Holism that reviles analysis and reductionism that reviles synthesis are both detrimental to science, in which analysis and synthesis are complementary. For scientific research, reduction of a phenomenon into elements is incomplete if not followed by integration of relevant elements for the goal of explaining the original phenomenon. Socrates recommended the methods of division and collection. Galileo’s methods were described as resolution and composition. Newton explained the effects of analysis and synthesis in scientific investigations. Descartes followed a similar vein and went further to combine analysis and synthesis as two steps of a single method.

Perhaps the most comprehensive articulation comes from engineers. In designing complex systems such airplanes, engineers must ensure the functions of the airplane as an integral whole and specify minute details of its ten thousand parts that must work together. To rationalize design processes, they have developed systems engineering, in which analysis and synthesis are graphically depicted as the letter “V.” The downward stroke of the V represents the decomposition of a system into smaller and smaller parts and the upward stroke the assemblage of the parts into the system as a whole.

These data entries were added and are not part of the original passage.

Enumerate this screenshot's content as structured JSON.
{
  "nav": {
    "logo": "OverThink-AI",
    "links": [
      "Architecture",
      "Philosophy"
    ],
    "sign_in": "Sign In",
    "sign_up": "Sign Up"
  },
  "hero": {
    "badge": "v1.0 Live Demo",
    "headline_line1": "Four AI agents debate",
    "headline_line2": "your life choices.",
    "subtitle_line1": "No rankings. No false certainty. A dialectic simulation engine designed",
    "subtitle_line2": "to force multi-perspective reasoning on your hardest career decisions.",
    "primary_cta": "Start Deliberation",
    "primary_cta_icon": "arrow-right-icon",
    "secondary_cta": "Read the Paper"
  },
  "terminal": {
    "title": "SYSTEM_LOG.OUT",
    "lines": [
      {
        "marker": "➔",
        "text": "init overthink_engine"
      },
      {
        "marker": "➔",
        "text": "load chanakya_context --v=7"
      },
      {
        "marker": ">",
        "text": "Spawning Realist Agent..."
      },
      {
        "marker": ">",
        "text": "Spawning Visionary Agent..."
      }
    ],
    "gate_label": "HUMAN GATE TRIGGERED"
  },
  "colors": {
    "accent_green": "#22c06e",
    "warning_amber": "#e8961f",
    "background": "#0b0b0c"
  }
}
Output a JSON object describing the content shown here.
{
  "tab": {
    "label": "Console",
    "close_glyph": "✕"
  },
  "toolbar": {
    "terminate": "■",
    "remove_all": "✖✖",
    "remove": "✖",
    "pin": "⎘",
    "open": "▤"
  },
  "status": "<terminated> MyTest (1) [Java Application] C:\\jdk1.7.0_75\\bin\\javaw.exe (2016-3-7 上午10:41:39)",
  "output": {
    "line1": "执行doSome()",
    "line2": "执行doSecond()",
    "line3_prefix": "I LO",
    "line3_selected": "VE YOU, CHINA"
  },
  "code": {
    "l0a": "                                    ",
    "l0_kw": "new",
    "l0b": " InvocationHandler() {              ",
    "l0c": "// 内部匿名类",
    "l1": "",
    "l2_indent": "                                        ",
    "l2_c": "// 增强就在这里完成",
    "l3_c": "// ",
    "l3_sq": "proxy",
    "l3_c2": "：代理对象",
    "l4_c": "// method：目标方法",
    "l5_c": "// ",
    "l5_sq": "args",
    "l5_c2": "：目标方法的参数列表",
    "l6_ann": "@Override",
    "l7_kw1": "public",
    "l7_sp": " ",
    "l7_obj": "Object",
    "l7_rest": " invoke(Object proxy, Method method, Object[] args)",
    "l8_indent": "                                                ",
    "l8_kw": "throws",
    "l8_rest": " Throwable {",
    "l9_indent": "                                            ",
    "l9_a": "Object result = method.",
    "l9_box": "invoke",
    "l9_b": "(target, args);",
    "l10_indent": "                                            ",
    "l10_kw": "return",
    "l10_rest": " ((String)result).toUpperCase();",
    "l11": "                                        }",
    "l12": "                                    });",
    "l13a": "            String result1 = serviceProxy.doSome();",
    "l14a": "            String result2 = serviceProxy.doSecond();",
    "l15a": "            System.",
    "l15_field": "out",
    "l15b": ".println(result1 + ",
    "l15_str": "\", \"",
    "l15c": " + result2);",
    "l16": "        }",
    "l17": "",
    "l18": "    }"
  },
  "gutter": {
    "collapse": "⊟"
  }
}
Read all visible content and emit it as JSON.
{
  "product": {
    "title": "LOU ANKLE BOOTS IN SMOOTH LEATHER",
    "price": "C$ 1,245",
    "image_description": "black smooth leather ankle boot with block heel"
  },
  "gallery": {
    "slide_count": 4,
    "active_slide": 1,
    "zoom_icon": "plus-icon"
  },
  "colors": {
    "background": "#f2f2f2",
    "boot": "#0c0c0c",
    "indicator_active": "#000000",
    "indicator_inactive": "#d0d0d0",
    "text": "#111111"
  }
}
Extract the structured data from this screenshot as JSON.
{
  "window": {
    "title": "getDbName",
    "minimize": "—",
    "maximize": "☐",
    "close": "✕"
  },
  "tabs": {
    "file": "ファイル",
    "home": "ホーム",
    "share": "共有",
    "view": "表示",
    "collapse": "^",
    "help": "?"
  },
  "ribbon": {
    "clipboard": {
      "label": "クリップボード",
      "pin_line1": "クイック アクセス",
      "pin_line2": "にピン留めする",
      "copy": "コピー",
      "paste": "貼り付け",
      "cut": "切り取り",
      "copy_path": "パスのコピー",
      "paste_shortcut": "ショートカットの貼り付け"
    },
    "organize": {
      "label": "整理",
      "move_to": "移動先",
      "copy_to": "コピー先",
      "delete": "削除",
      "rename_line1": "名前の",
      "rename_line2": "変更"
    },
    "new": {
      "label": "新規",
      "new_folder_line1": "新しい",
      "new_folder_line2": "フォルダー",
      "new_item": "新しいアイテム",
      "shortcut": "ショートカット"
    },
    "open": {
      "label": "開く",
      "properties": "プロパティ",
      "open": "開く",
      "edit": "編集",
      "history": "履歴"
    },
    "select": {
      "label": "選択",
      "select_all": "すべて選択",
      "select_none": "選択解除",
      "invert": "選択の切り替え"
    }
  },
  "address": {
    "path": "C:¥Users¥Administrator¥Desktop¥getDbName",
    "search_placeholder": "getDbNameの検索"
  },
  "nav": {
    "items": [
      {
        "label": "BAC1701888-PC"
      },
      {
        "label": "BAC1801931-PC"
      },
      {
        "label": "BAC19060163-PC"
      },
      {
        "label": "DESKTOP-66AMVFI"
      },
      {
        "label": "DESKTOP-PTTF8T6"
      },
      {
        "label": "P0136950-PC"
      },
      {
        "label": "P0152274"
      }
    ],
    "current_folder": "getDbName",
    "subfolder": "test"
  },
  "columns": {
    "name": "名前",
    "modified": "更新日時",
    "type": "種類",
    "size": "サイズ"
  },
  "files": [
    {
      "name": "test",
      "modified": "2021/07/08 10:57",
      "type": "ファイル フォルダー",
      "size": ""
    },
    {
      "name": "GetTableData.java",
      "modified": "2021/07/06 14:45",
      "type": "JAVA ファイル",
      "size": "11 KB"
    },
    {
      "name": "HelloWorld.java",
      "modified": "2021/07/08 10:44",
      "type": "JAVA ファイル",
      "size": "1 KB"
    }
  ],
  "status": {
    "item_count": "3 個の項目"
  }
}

The systems-engineering V model can be extrapolated to science. Twentieth century biology mainly follows the downward stroke as it anatomizes organisms into organs and cells and molecules. Now that molecular biology has completely cataloged the genes for human and many other species, biology is turning the corner of the V. Centers of systems biology, which begin to appear in Harvard and other places, turn to study how molecular dynamics contributes to life phenomena on higher levels.